Insights
Dec 25, 2025
Tech Updates
Startups
Artificial Intelligence
Asia
NewDecoded
4 min read
Moonshot AI has released Kimi K2 Thinking, an open-source reasoning model that scored 44.9% on Humanity's Last Exam (HLE) with tools, surpassing GPT-5's baseline of 41.7% on the same subset. The model also achieved 60.2% on BrowseComp, substantially exceeding the human baseline of 29.2%, and 71.3% on SWE-Bench Verified. K2 Thinking can execute 200 to 300 sequential tool calls autonomously across search, code execution, and web browsing.
The model implements test-time scaling through expanded thinking tokens and extended tool-calling sequences. Internal testing showed K2 Thinking reduced research task completion from 28 minutes to 16 minutes compared to manual workflows plus generic language models. In one demonstration, it solved a PhD-level mathematics problem through 23 interleaved reasoning and tool calls. The architecture maintains an internal plan that updates after each tool execution, routing outputs back into the reasoning context.
K2 Thinking employs Quantization-Aware Training with INT4 weight-only quantization on Mixture of Experts components, achieving roughly 2x generation speed improvement. All benchmark results reflect INT4 precision.

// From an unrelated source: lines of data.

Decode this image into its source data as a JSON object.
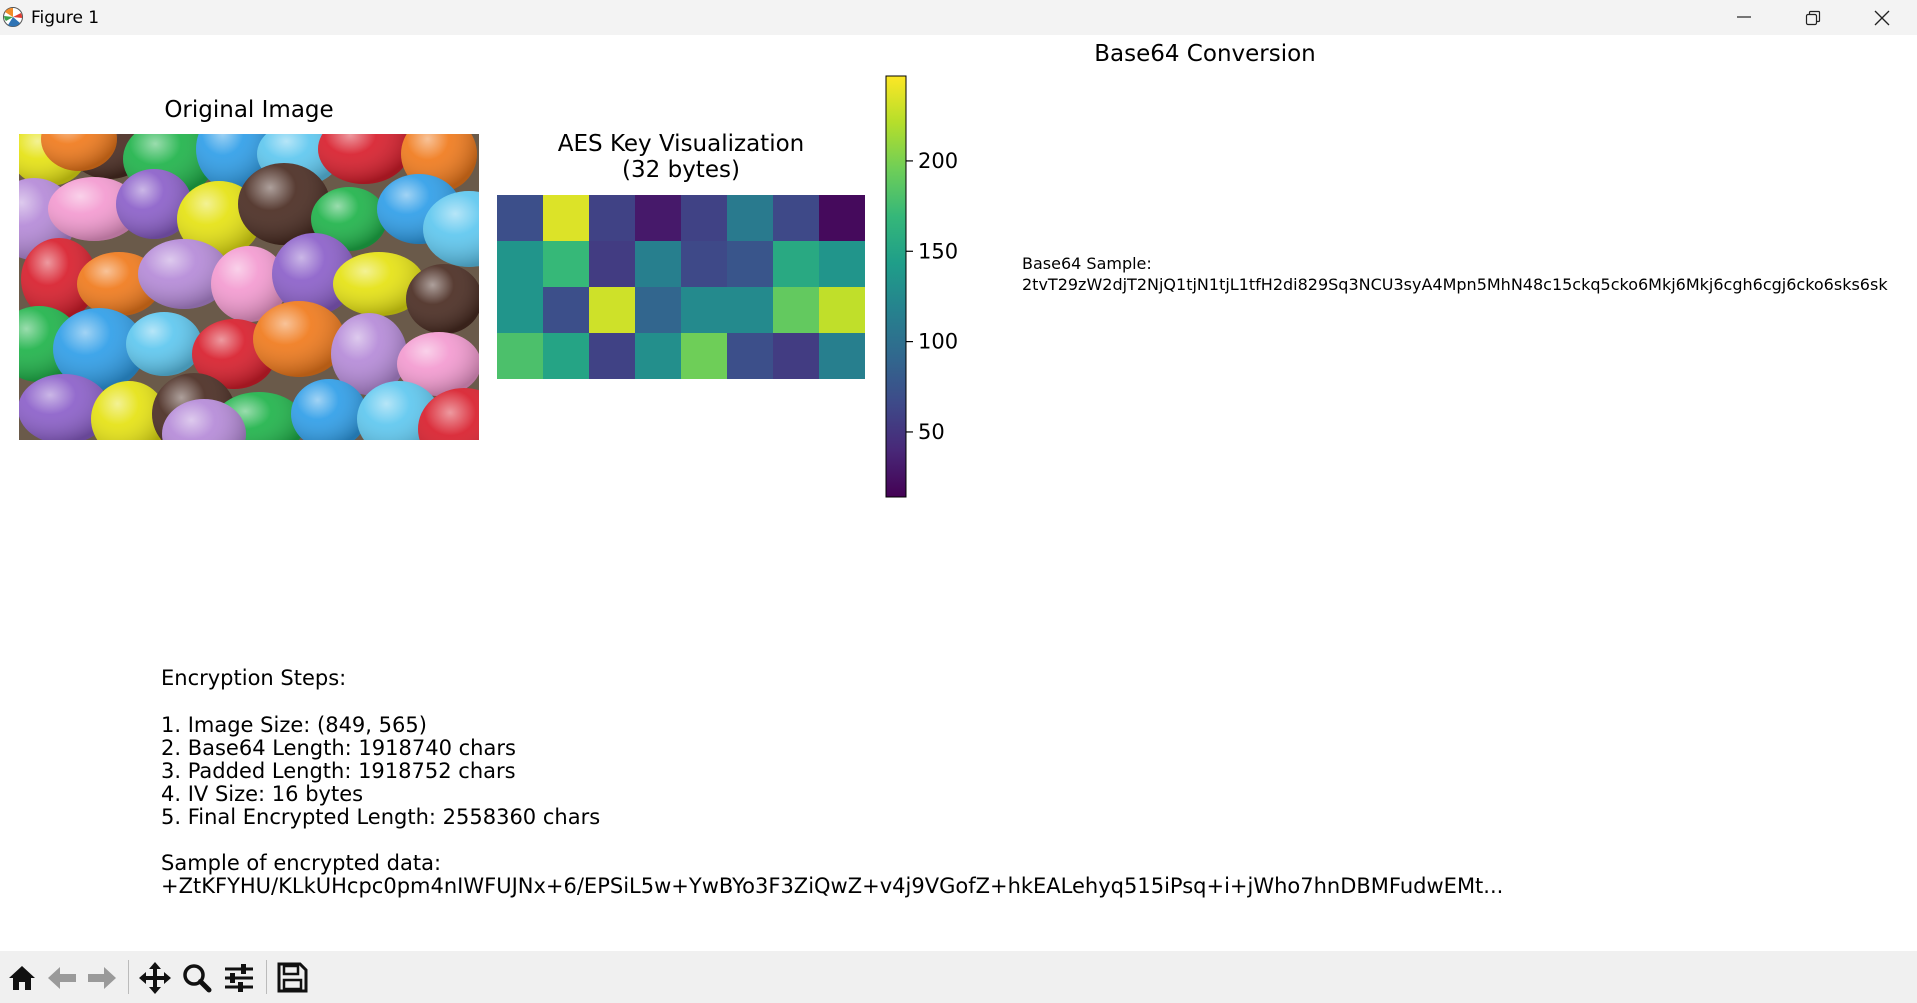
{
  "window": {
    "title": "Figure 1",
    "controls": [
      "minimize",
      "restore",
      "close"
    ]
  },
  "figure": {
    "original_image": {
      "title": "Original Image"
    },
    "aes_key": {
      "title_line1": "AES Key Visualization",
      "title_line2": "(32 bytes)"
    },
    "base64": {
      "title": "Base64 Conversion",
      "sample_label": "Base64 Sample:",
      "sample_value": "2tvT29zW2djT2NjQ1tjN1tjL1tfH2di829Sq3NCU3syA4Mpn5MhN48c15ckq5cko6Mkj6Mkj6cgh6cgj6cko6sks6sk"
    },
    "encryption": {
      "heading": "Encryption Steps:",
      "steps": [
        "1. Image Size: (849, 565)",
        "2. Base64 Length: 1918740 chars",
        "3. Padded Length: 1918752 chars",
        "4. IV Size: 16 bytes",
        "5. Final Encrypted Length: 2558360 chars"
      ],
      "sample_label": "Sample of encrypted data:",
      "sample_value": "+ZtKFYHU/KLkUHcpc0pm4nIWFUJNx+6/EPSiL5w+YwBYo3F3ZiQwZ+v4j9VGofZ+hkEALehyq515iPsq+i+jWho7hnDBMFudwEMt..."
    }
  },
  "chart_data": {
    "type": "heatmap",
    "title": "AES Key Visualization\n(32 bytes)",
    "rows": 4,
    "cols": 8,
    "values": [
      [
        70,
        235,
        60,
        30,
        60,
        110,
        65,
        20
      ],
      [
        135,
        170,
        55,
        115,
        65,
        75,
        155,
        135
      ],
      [
        135,
        70,
        230,
        90,
        125,
        125,
        190,
        225
      ],
      [
        180,
        150,
        60,
        130,
        195,
        70,
        55,
        115
      ]
    ],
    "colormap": "viridis",
    "colorbar": {
      "vmin": 14,
      "vmax": 247,
      "ticks": [
        50,
        100,
        150,
        200
      ]
    }
  },
  "toolbar": {
    "buttons": [
      {
        "name": "home-icon"
      },
      {
        "name": "back-icon"
      },
      {
        "name": "forward-icon"
      },
      {
        "name": "pan-icon"
      },
      {
        "name": "zoom-icon"
      },
      {
        "name": "configure-subplots-icon"
      },
      {
        "name": "save-icon"
      }
    ]
  }
}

The model supports a 256k context window and caps thinking budgets at 96k tokens for reasoning tasks and 128k tokens for competitive programming challenges.

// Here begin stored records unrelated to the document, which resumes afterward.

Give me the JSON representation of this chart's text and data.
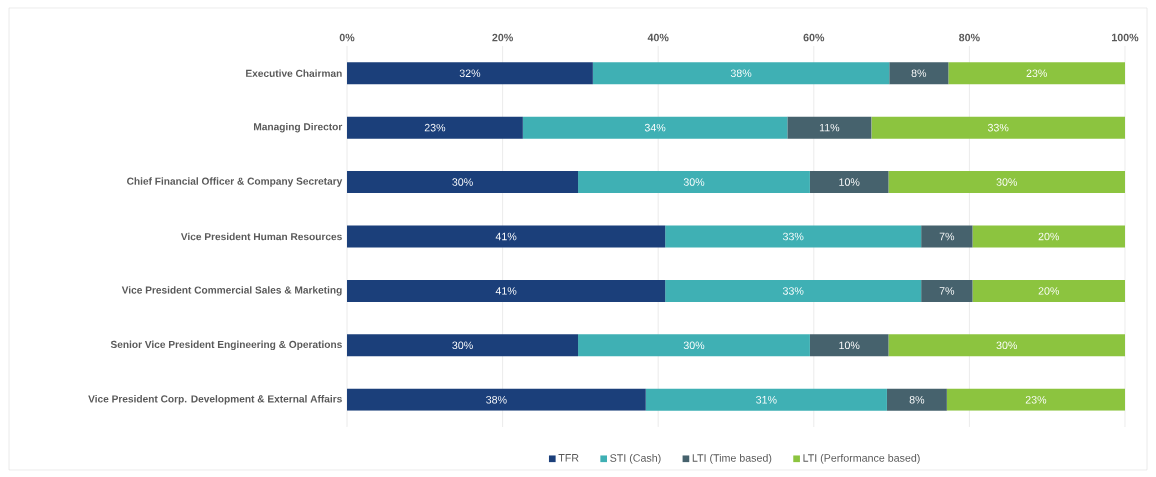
{
  "chart_data": {
    "type": "bar",
    "orientation": "horizontal",
    "stacked": true,
    "categories": [
      "Executive Chairman",
      "Managing Director",
      "Chief Financial Officer & Company Secretary",
      "Vice President Human Resources",
      "Vice President Commercial Sales & Marketing",
      "Senior Vice President Engineering & Operations",
      "Vice President Corp. Development & External Affairs"
    ],
    "series": [
      {
        "name": "TFR",
        "color": "#1b3f7a",
        "values": [
          31.6,
          22.6,
          29.7,
          40.9,
          40.9,
          29.7,
          38.4
        ],
        "value_labels": [
          "32%",
          "23%",
          "30%",
          "41%",
          "41%",
          "30%",
          "38%"
        ]
      },
      {
        "name": "STI (Cash)",
        "color": "#3fb0b4",
        "values": [
          38.1,
          34.0,
          29.8,
          32.9,
          32.9,
          29.8,
          31.0
        ],
        "value_labels": [
          "38%",
          "34%",
          "30%",
          "33%",
          "33%",
          "30%",
          "31%"
        ]
      },
      {
        "name": "LTI (Time based)",
        "color": "#46626d",
        "values": [
          7.6,
          10.8,
          10.1,
          6.6,
          6.6,
          10.1,
          7.7
        ],
        "value_labels": [
          "8%",
          "11%",
          "10%",
          "7%",
          "7%",
          "10%",
          "8%"
        ]
      },
      {
        "name": "LTI (Performance based)",
        "color": "#8cc43f",
        "values": [
          22.7,
          32.6,
          30.4,
          19.6,
          19.6,
          30.4,
          22.9
        ],
        "value_labels": [
          "23%",
          "33%",
          "30%",
          "20%",
          "20%",
          "30%",
          "23%"
        ]
      }
    ],
    "xlim": [
      0,
      100
    ],
    "xticks": [
      {
        "value": 0,
        "label": "0%"
      },
      {
        "value": 20,
        "label": "20%"
      },
      {
        "value": 40,
        "label": "40%"
      },
      {
        "value": 60,
        "label": "60%"
      },
      {
        "value": 80,
        "label": "80%"
      },
      {
        "value": 100,
        "label": "100%"
      }
    ],
    "grid": "x",
    "legend": "bottom"
  }
}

On coding benchmarks, K2 Thinking scored 61.1% on SWE-Multilingual and 83.1% on LiveCodeBench v6. The model shows particular strength on HTML, React, and component-intensive frontend tasks, translating conceptual prompts into functional products. On mathematics benchmarks, it achieved 99.1% on AIME 2025 with Python access and 95.1% on HMMT 2025 with tools.
The model is available on kimi.com under chat mode and through the Kimi K2 Thinking API. The public interface uses a selective subset of tools and reduced tool-call turns for speed, meaning benchmark scores may not reproduce in standard interactions. Moonshot AI plans to release full agentic mode capabilities in a forthcoming update. For agentic search tasks, evaluations equipped K2 Thinking with search, code interpreter, and web-browsing tools, setting a maximum of 120 steps for HLE and 300 steps for search benchmarks. The testing methodology blocked access to Hugging Face to prevent data leakage; without this restriction, K2 Thinking scored 51.3% on HLE. Coding task results represent averages across five independent runs to ensure reliability.
The release of Kimi K2 Thinking signals a shift in competitive dynamics for reasoning models. While OpenAI's GPT-5 and Anthropic's Claude Sonnet 4.5 have commanded headlines, Moonshot AI's achievement of 44.9% on Humanity's Last Exam with tools (versus GPT-5's 41.7%) demonstrates that open-source alternatives are closing the performance gap on complex reasoning tasks. The model's ability to execute 200-300 sequential tool calls represents a practical advance in autonomous agent architecture, reducing task completion times significantly in internal tests. However, K2 Thinking's deployment strategy reveals constraints: the public chat interface uses limited tools to maintain speed, while full agentic capabilities remain forthcoming. This pattern mirrors broader industry tension between benchmark performance and practical user experience. The INT4 quantization approach addresses a key challenge in deploying thinking models, whose extended reasoning chains create computational bottlenecks. As reasoning models proliferate, the question shifts from whether they can match frontier capabilities to which architectures prove most deployable and cost-effective at scale.